Abu Ghraib was originally a prison where torture was inflicted on many innocent Iraqis and under Saddam's direction. It was already a place of human misery and death. As some experts have noted, using this facility for American purposes was like trying to use Auschwitz. It was a hideous prospect. If you have any concept of spirituality, I expect you would agree that any possibility of using this prison again should have been preceded by nothing less than an exorcism.

There have always been prison guards who mistreat prisoners, domestically as well as in wars. Some people cannot manage themselves in situations where they have power and control over others. Some people tend to let power go to their head. This is why society, including the military, has rules to govern acceptable behavior. Iraqis are right to feel outraged over prisoner abuse, but they should not conclude that Americans have betrayed democratic principles. Some Americans behaved cruelly. They are not representative of the the whole. The majority of Americans are doing their very best to uphold standards.

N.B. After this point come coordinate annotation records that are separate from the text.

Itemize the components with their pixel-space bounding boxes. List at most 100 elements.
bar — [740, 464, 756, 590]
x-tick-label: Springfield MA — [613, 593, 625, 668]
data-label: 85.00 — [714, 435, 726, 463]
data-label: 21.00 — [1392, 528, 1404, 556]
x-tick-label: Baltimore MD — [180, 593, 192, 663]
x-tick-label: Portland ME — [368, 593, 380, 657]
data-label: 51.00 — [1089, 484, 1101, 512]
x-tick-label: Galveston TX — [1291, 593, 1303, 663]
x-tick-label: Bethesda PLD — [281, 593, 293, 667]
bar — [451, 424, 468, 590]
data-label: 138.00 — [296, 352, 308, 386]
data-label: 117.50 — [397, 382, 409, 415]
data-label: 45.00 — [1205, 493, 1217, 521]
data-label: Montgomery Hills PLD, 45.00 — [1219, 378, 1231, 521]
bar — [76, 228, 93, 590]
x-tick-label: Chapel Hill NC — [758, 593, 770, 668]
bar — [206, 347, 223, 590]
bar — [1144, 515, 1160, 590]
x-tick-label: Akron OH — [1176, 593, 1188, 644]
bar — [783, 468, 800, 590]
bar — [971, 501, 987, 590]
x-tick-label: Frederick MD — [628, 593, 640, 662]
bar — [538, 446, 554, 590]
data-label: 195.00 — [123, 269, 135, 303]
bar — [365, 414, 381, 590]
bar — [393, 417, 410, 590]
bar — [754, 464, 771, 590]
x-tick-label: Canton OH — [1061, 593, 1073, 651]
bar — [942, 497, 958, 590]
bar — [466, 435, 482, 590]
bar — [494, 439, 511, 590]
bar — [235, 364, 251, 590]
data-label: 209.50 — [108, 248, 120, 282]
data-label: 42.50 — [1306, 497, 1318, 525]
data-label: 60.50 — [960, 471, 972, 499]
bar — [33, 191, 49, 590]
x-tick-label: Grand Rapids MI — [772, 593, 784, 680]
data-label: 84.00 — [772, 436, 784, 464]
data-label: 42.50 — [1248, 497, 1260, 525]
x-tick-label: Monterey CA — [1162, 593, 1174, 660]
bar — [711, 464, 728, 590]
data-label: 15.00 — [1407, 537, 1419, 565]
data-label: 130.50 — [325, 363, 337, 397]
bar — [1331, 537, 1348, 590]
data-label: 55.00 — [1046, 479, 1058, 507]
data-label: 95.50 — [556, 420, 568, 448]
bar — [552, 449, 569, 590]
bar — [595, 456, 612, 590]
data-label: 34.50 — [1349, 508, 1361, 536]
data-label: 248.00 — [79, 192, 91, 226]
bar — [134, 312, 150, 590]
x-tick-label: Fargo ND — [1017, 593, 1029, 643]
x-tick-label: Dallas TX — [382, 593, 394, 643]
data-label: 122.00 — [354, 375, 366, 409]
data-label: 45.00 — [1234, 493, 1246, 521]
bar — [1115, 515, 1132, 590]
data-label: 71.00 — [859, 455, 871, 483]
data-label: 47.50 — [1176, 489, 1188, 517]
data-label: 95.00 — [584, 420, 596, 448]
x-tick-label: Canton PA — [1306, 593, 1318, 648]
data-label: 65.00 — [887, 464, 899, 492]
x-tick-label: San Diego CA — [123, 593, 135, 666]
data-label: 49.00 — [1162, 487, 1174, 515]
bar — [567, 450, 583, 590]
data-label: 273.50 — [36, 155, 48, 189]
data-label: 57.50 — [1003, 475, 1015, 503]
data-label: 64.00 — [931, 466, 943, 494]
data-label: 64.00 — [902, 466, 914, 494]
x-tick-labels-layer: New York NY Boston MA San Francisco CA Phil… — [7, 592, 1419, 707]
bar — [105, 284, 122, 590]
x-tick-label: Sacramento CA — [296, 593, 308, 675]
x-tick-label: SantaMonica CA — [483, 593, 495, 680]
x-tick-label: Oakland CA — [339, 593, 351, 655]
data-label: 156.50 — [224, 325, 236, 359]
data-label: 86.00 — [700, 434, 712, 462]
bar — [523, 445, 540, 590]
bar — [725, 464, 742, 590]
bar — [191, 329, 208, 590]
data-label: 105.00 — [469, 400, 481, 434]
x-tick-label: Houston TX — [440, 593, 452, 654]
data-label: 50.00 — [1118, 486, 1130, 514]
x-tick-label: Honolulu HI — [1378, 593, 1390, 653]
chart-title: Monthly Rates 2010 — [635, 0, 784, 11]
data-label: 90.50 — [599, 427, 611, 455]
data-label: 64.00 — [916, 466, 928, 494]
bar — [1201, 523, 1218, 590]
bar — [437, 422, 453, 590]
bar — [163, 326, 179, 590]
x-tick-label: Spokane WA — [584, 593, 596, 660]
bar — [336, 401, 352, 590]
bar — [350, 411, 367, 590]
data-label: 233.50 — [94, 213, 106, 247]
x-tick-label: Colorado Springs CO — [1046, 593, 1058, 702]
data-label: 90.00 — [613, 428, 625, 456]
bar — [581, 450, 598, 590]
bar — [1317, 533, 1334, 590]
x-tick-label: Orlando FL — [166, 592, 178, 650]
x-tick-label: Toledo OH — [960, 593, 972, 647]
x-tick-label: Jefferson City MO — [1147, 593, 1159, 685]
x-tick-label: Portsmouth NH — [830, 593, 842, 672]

Finally, a young American, Nick Berg, was beheaded by radical Muslims in Iraq. This ghastly action should remind the world of the nature and the purpose of terrorist groups. They have no rules. They stated that they were seeking revenge for abuses committed by Americans at Abu Ghraib. Following this logic, why is it that they never sought revenge on Saddam for his abuses at Abu Ghraib? Revenge on America was not their goal. Their goal is to demoralize Americans and the coalition, and take over Iraq. They hate America, Europe, and moderate Islam.

Is there a thread that can tie these three developments together? So far, unlike Vietnam, the American soldiers in Iraq have the full support of our nation. There is division over the legitimacy of the war in Iraq, but the soldiers are generally regarded with respect. The casualties are honored and the fatalities are mourned. There is unity in terms of personal feelings and community acceptance. We also have a greater knowledge of post-traumatic stress disorder. Soldiers returning from Iraq will have access to better mental health care. At the moment, it does not appear that today's generation will forever be haunted by senseless loss. (They will, however, have to live with the consequences of Abu Ghraib just as the 1960's and 1970's generation has had to live with the My Lai massacre.)

Those soldiers involved in abuses at Abu Ghraib are being investigated and court martial proceedings are taking place. As Americans we are bravely facing this very unpleasant reality. We believe in human rights and we are prepared to take appropriate actions against those soldiers who broke the rules. America has apologized. How many other countries would act as openly and swiftly? How many Muslims have apologized for the atrocities committed against Americans by Islamic terrorists?

The execution of Nick Berg follows the atrocities committed against the American security consultants at Fallujah and the murders of the Baptist missionaries at Mosul. These have been received as quiet horrors compared to other various expressions of criticism and outrage. If these deplorable actions had been given major news coverage (such as was given to the Abu Ghraib scandal) it would have served to decrease anti-American feelings throughout the world. Where are the human rights activists? How many people even remember Karen Watson's name?

We have many, many reasons to love America. The war in Vietnam caused widespread discontent among the burgeoning youth and eventually among mainstream adults. There was never real closure. There was a deterioration of self-confidence. Abu Ghraib must not be allowed to define the character of today's generation of Americans. Instead, it should bring all Americans to a more mature love of country, more motivation to preserve our values, and more wisdom in foreign policy. (Written 05/24/04)

Until we meet again..............stay sane.